Celebrating Black excellence in Southern art
February 14, 2019
New Orleans’ influence in music is well known – after all, it was Black New Orleanians who invented jazz music. Louis Armstrong may be a household name, but Black History Month is a great opportunity to recognize other Black artists, musical and otherwise, who contributed so immensely to the culture of New Orleans and the South in general.
Frank Ocean
“That dry spell broke only after [Ocean] reconnected with a childhood friend from New Orleans who was going through difficult times. That conversation, he said, ‘made me feel as though I should talk about the way I grew up more.’”- The New York Times
Frank Ocean grew up in New Orleans and attended UNO for a year to study music, before moving to Los Angeles after Hurricane Katrina.
It is hard to be neutral or indifferent about Ocean, considering the cultural phenomenon that his music has become. Each album release is an event: his mixtape “Nostalgia, Ultra” came out in 2011, followed by “Channel Orange” in 2012 and “Blonde” in 2016.
Ocean is incomparable to any other musician in the industry. His soulful voice and unapologetic way with words, often an introspective, emotionally tormented stream of consciousness, make him who he is. His music includes themes questioning reality and religion, praying for God and musing over his childhood and past loves. The ethereal quality of his music has captured a young generation, dismissing race, gender and sexuality. He has created a space all his own.
On “Channel Orange,” the tracks are connected by radio static as if switching the radio station. On “Forrest Gump,” Ocean sings over a simple melody while claiming his infatuation with a boy he calls Forrest Gump. On “Pink Matter,” he questions whether the “sky and the stars are for show, and the aliens are watching live.”
“Channel Orange” is about creating fiction, such as the Cleopatra, which Ocean references in “Pyramids.” “Blonde,” on the other hand, is a nod to the past – childhood, past loves – as Ocean looks inward instead of spinning stories and creating characters.
Opener “Nikes” is deeply emotional, sort of like Tumblr come to life. The music video features A$AP Rocky, a devil, twin schoolgirls and a girl on a white horse. There’s a lot of nakedness, white bodies, Black bodies, young and old. Gender seems almost irrelevant.

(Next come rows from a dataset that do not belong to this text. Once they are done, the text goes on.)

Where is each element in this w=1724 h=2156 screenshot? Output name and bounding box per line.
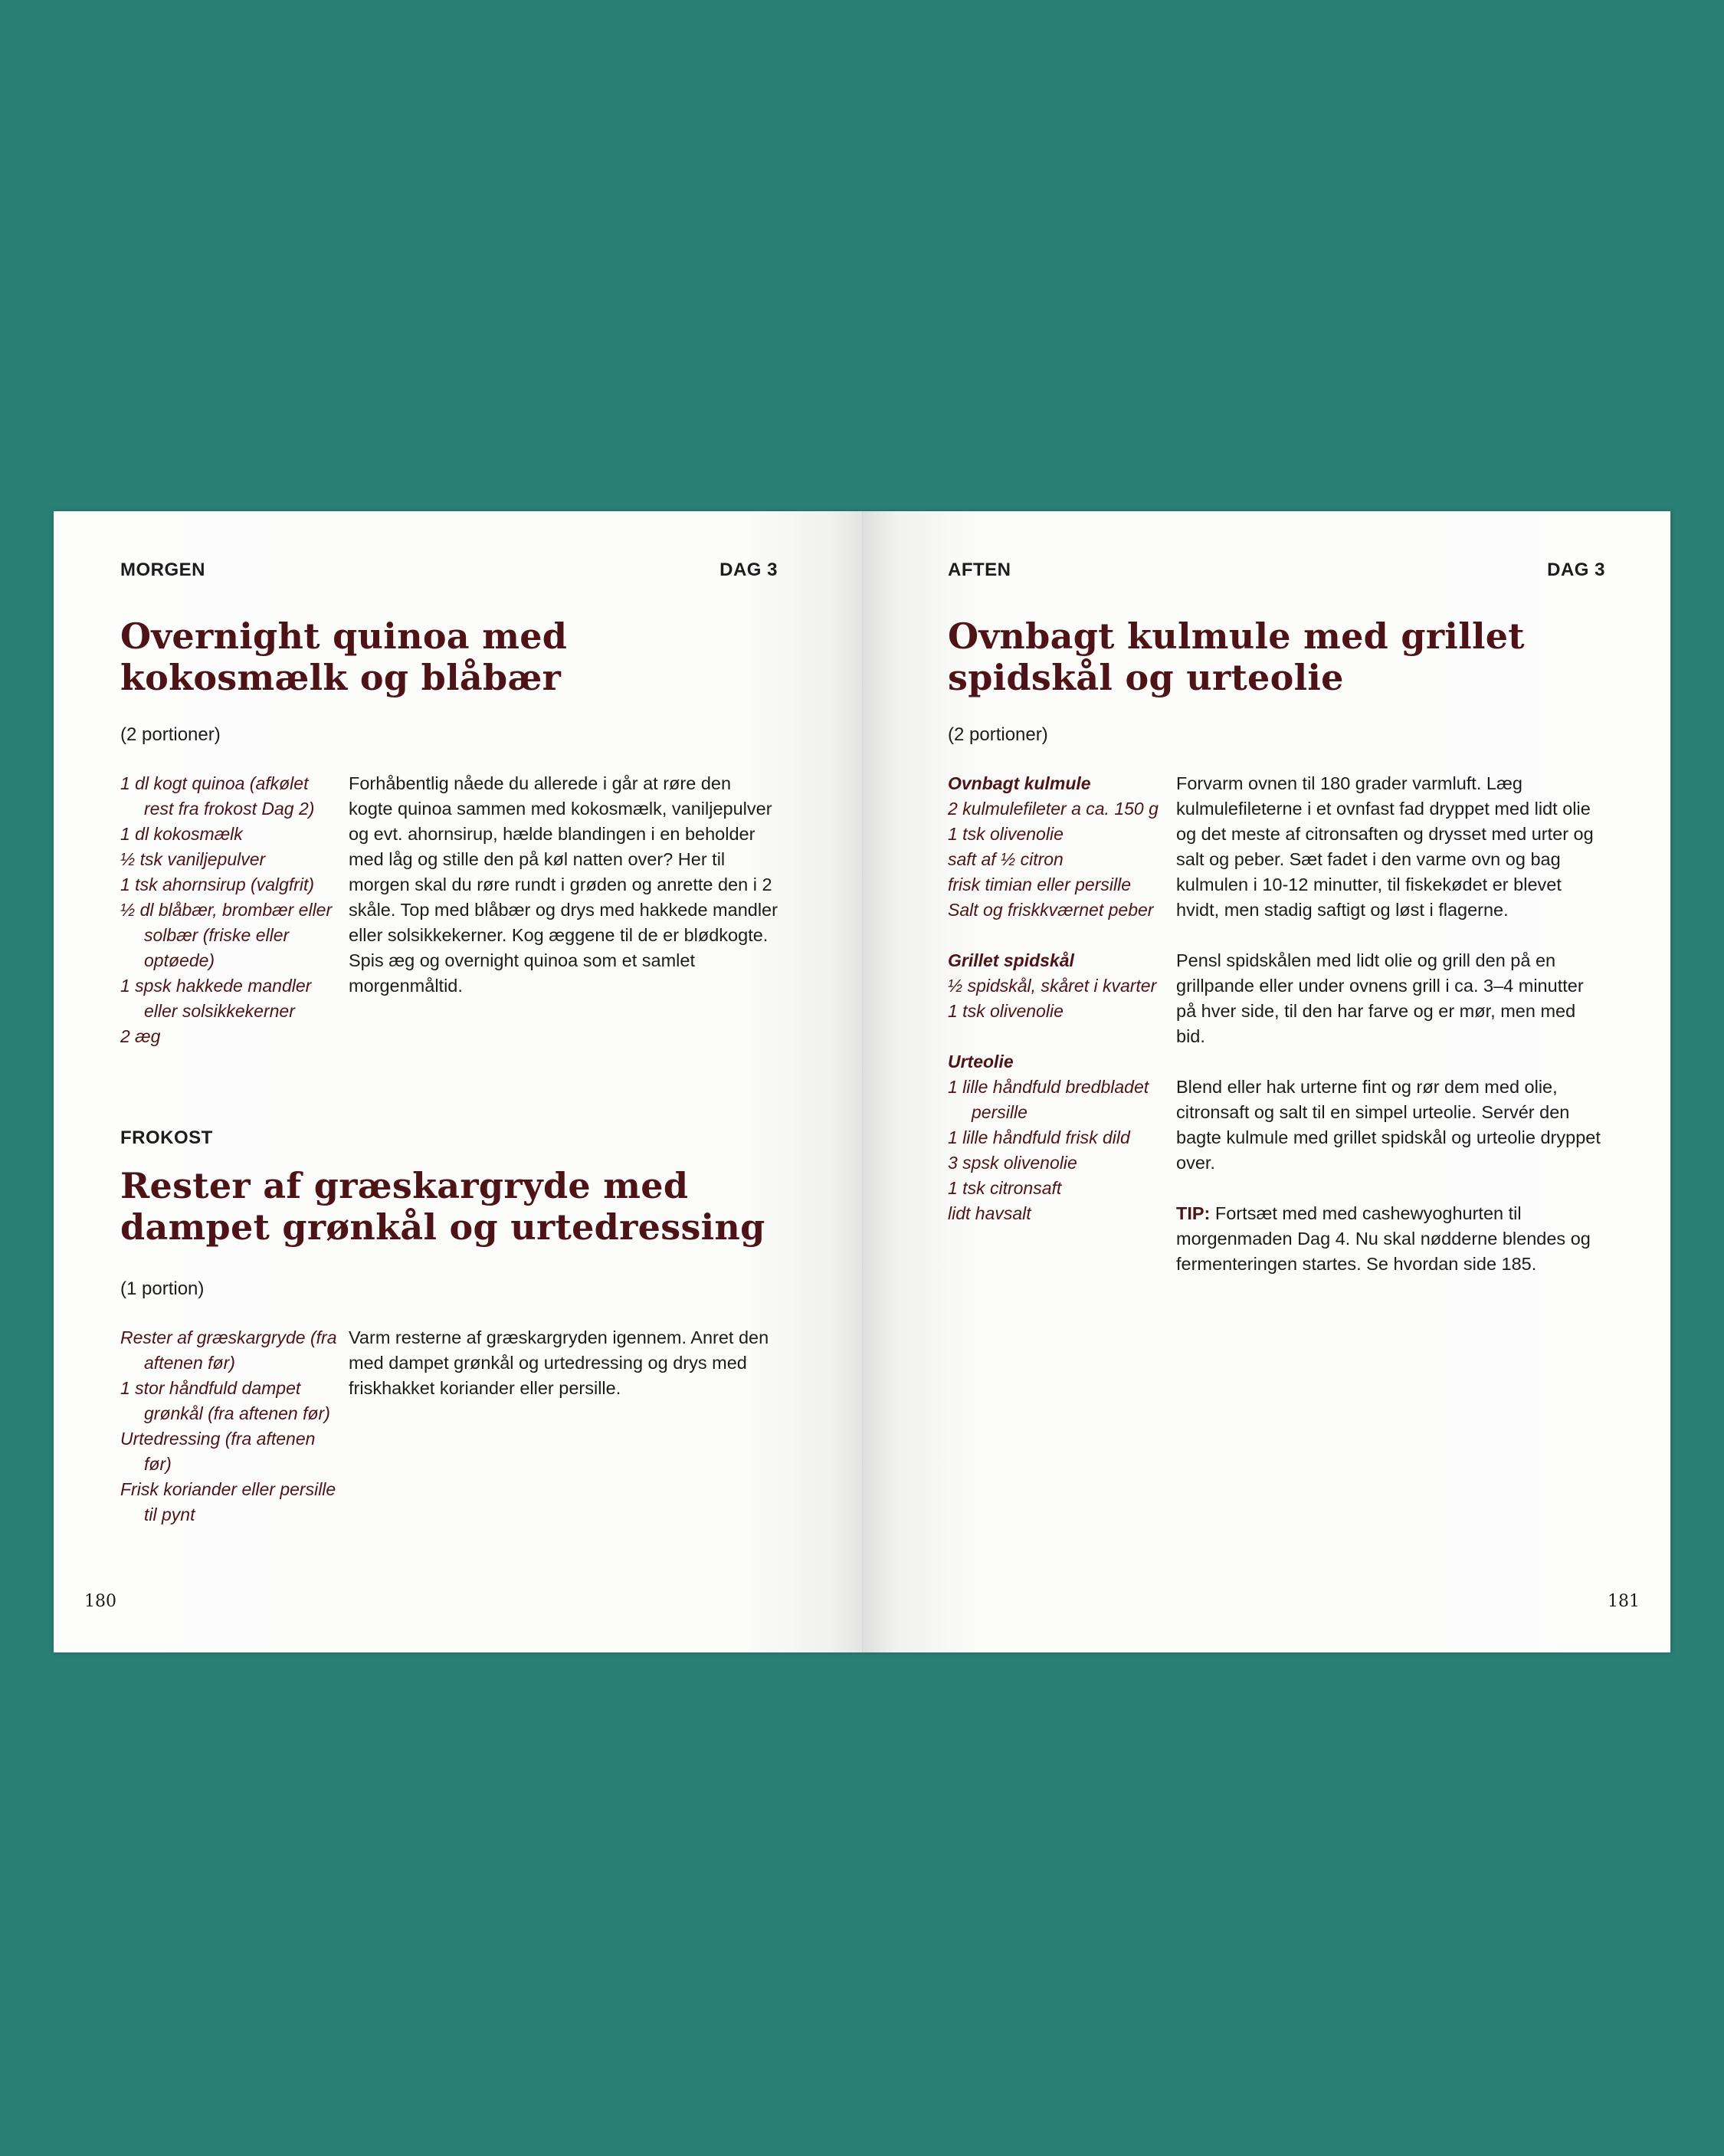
method-text <box>349 771 778 1024</box>
ingredient-item: Urtedressing (fra aftenen før) <box>120 1429 316 1474</box>
right-page <box>862 511 1670 1652</box>
ingredient-item: ½ dl blåbær, brombær eller solbær (friske eller optøede) <box>120 900 333 970</box>
title-line: spidskål og urteolie <box>948 657 1344 698</box>
ingredient-item: 1 tsk citronsaft <box>948 1178 1062 1198</box>
ingredient-item: 1 dl kogt quinoa (afkølet rest fra frokost Dag 2) <box>120 773 315 819</box>
method-paragraph: Forvarm ovnen til 180 grader varmluft. Læg kulmulefileterne i et ovnfast fad dryppet med lidt olie og det meste af citronsaften og drysset med urter og salt og peber. Sæt fadet i den varme ovn og bag kulmulen i 10-12 minutter, til fiskekødet er blevet hvidt, men stadig saftigt og løst i flagerne. <box>1176 773 1594 920</box>
ingredient-item: 2 kulmulefileter a ca. 150 g <box>948 799 1159 819</box>
left-page <box>54 511 862 1652</box>
ingredient-item: 1 lille håndfuld bredbladet persille <box>948 1077 1149 1122</box>
recipe-title <box>120 1165 778 1248</box>
ingredient-item: ½ spidskål, skåret i kvarter <box>948 976 1157 996</box>
ingredient-list <box>120 1325 339 1528</box>
ingredient-item: 1 tsk olivenolie <box>948 824 1064 844</box>
portion-size: (2 portioner) <box>120 724 221 745</box>
ingredient-item: ½ tsk vaniljepulver <box>120 849 266 869</box>
day-label: DAG 3 <box>1547 560 1605 580</box>
meal-label: MORGEN <box>120 560 205 580</box>
ingredient-item: lidt havsalt <box>948 1203 1031 1223</box>
title-line: Ovnbagt kulmule med grillet <box>948 615 1525 657</box>
ingredient-group-heading: Grillet spidskål <box>948 950 1074 970</box>
portion-size: (2 portioner) <box>948 724 1048 745</box>
book-spread <box>54 511 1671 1652</box>
title-line: Rester af græskargryde med <box>120 1165 689 1206</box>
spacer <box>948 1024 1166 1049</box>
running-header <box>120 560 778 581</box>
ingredient-list <box>948 771 1166 1226</box>
tip-label: TIP: <box>1176 1203 1211 1223</box>
title-line: Overnight quinoa med <box>120 615 568 657</box>
ingredient-item: saft af ½ citron <box>948 849 1064 869</box>
ingredient-item: 1 spsk hakkede mandler eller solsikkekerner <box>120 976 312 1021</box>
title-line: dampet grønkål og urtedressing <box>120 1206 765 1248</box>
method-paragraph: Varm resterne af græskargryden igennem. Anret den med dampet grønkål og urtedressing og drys med friskhakket koriander eller persille. <box>349 1327 769 1398</box>
method-paragraph: Blend eller hak urterne fint og rør dem med olie, citronsaft og salt til en simpel urteolie. Servér den bagte kulmule med grillet spidskål og urteolie dryppet over. <box>1176 1077 1601 1173</box>
ingredient-item: 1 dl kokosmælk <box>120 824 243 844</box>
day-label: DAG 3 <box>719 560 778 580</box>
ingredient-item: 1 tsk olivenolie <box>948 1001 1064 1021</box>
method-paragraph: Pensl spidskålen med lidt olie og grill den på en grillpande eller under ovnens grill i ca. 3–4 minutter på hver side, til den har farve og er mør, men med bid. <box>1176 950 1584 1046</box>
spacer <box>948 923 1166 948</box>
ingredient-item: Salt og friskkværnet peber <box>948 900 1154 920</box>
meal-label: FROKOST <box>120 1127 213 1148</box>
ingredient-item: 3 spsk olivenolie <box>948 1153 1077 1173</box>
recipe-title <box>120 615 778 698</box>
portion-size: (1 portion) <box>120 1278 205 1299</box>
running-header <box>948 560 1605 581</box>
title-line: kokosmælk og blåbær <box>120 657 562 698</box>
method-text <box>349 1325 778 1426</box>
ingredient-item: Frisk koriander eller persille til pynt <box>120 1479 336 1524</box>
method-text <box>1176 771 1605 1302</box>
page-number: 181 <box>1608 1592 1640 1611</box>
ingredient-item: 1 lille håndfuld frisk dild <box>948 1127 1130 1147</box>
method-paragraph: Forhåbentlig nåede du allerede i går at røre den kogte quinoa sammen med kokosmælk, vaniljepulver og evt. ahornsirup, hælde blandingen i en beholder med låg og stille den på køl natten over? Her til morgen skal du røre rundt i grøden og anrette den i 2 skåle. Top med blåbær og drys med hakkede mandler eller solsikkekerner. Kog æggene til de er blødkogte. Spis æg og overnight quinoa som et samlet morgenmåltid. <box>349 773 778 996</box>
recipe-title <box>948 615 1605 698</box>
ingredient-item: 1 stor håndfuld dampet grønkål (fra aftenen før) <box>120 1378 330 1423</box>
ingredient-item: Rester af græskargryde (fra aftenen før) <box>120 1327 337 1373</box>
ingredient-group-heading: Ovnbagt kulmule <box>948 773 1091 793</box>
ingredient-item: frisk timian eller persille <box>948 875 1132 894</box>
tip-paragraph <box>1176 1201 1605 1277</box>
ingredient-item: 1 tsk ahornsirup (valgfrit) <box>120 875 315 894</box>
meal-label: AFTEN <box>948 560 1011 580</box>
ingredient-list <box>120 771 339 1049</box>
ingredient-group-heading: Urteolie <box>948 1052 1014 1071</box>
page-number: 180 <box>84 1592 116 1611</box>
ingredient-item: 2 æg <box>120 1026 161 1046</box>
tip-text: Fortsæt med med cashewyoghurten til morgenmaden Dag 4. Nu skal nødderne blendes og fermenteringen startes. Se hvordan side 185. <box>1176 1203 1591 1274</box>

Ocean appears intermittently, first with heavy black eyeliner, leaning against a car, sipping from his styrofoam cup.
The ending tracks are soulful, ethereal and contemplative. “White Ferrari” and “Seigfried” sound like streams of consciousness. In “Godspeed,” Ocean appears to be leaving a friend – possibly a nod to leaving New Orleans and moving to Los Angeles.

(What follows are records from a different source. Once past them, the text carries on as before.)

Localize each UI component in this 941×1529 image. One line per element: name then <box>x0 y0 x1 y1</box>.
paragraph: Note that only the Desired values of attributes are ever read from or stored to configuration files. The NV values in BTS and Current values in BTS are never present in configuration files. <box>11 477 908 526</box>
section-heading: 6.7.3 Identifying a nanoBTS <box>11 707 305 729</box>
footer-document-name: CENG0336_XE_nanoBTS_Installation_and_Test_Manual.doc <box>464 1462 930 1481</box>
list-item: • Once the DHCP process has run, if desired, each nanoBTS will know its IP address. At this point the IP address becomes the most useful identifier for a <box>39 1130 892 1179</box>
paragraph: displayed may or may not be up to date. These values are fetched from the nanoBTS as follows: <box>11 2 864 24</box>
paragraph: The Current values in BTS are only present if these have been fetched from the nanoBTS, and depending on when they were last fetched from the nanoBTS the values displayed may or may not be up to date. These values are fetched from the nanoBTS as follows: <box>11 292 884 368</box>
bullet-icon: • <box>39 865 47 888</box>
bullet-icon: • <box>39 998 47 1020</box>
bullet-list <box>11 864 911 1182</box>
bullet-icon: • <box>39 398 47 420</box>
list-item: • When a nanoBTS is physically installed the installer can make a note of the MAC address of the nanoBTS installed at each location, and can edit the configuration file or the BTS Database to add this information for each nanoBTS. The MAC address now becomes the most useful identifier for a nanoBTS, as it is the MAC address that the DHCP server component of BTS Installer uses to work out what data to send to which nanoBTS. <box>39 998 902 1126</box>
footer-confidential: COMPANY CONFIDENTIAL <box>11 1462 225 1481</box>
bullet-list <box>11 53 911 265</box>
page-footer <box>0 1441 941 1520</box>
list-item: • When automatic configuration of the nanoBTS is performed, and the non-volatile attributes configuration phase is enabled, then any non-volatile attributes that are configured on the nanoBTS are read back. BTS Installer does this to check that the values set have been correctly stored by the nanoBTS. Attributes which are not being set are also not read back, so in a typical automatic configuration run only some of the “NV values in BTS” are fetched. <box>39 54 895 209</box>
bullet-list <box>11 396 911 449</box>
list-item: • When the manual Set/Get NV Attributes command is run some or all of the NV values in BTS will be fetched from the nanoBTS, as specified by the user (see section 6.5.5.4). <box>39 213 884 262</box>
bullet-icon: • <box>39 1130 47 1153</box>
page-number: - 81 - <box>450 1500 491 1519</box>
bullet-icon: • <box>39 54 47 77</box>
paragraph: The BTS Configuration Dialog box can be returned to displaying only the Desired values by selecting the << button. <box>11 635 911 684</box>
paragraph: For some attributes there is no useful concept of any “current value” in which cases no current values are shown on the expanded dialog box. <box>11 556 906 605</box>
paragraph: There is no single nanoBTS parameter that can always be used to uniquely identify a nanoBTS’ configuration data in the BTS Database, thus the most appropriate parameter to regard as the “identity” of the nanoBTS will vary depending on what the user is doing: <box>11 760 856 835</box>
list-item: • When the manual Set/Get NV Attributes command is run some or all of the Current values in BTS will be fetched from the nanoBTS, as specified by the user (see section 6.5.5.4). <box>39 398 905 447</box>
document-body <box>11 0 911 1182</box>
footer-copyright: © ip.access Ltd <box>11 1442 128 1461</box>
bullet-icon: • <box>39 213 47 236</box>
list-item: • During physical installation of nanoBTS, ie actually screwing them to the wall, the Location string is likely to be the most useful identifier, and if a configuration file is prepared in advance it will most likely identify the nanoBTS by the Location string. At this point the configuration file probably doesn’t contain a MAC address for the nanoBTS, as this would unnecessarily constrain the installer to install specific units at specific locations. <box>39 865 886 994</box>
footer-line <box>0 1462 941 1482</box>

“You look down on where you came from sometimes
But you’ll have this place to call home, always”- Godspeed
Kara Walker
Walker is an artist from Georgia, but her art focuses on the Antebellum South, and the motifs of her work – slavery, racism, oppression, violence – are certainly relevant to New Orleans and Louisiana as a whole. Walker studied at the Rhode Island School of Design and her work has appeared at the MoMA and the Met.
Walker’s art is predominantly morbid scenes featuring cutout silhouettes representing white and Black characters during the Antebellum period, however, her art was not always focused on race.
Initially, Walker was hesitant to address race in her work, but eventually felt that what she was creating wasn’t authentic and did not tell the story she needed to tell.
“[A]s a Black woman seeking a position of power I must first dispel with (or at least reckon with) the assumption (not my own, but given to me like an inheritance) that I am amoral, beastly, wild,” Walker said in an interview with the New Yorker. She chose to rename one of her shows “After the Deluge” in reference to Hurricane Katrina, as the themes of Black identity, poverty and catastrophe were interwoven in the pieces.
Ernest Gaines
Gaines was born in 1933 to a family of sharecroppers in Louisiana. After discovering a passion for
literature, Gaines noticed that there were no stories about people with similar backgrounds as him, so he began to write his own.
Many of Gaines’ stories reference the imaginary community of Bayonne, Louisiana, which is modeled after his own home of Pointe Coupee Parish. He finally reached international prominence after he published “The Autobiography of Miss Jane Pittman,” a fictional, first-person narrative taking readers through 110 years of Black history in America.
Gaines is perhaps best known for his novel “A Lesson Before Dying,” whose television adaptation won the 1999 Emmy Award as Best Movie for Television. Most recently, his series on Black life in rural Louisiana has taken shape in 2017’s “The Tragedy of Brady Sims.” Gaines is currently the Writer-in-Residence at the University of Louisiana at Lafayette.
These New Orleanian and Southern Black artists have had notable contributions to both Southern and, more broadly, American culture. Black History Month is a great time to celebrate them and other Black artists, but their lives and work should be recognized all year long.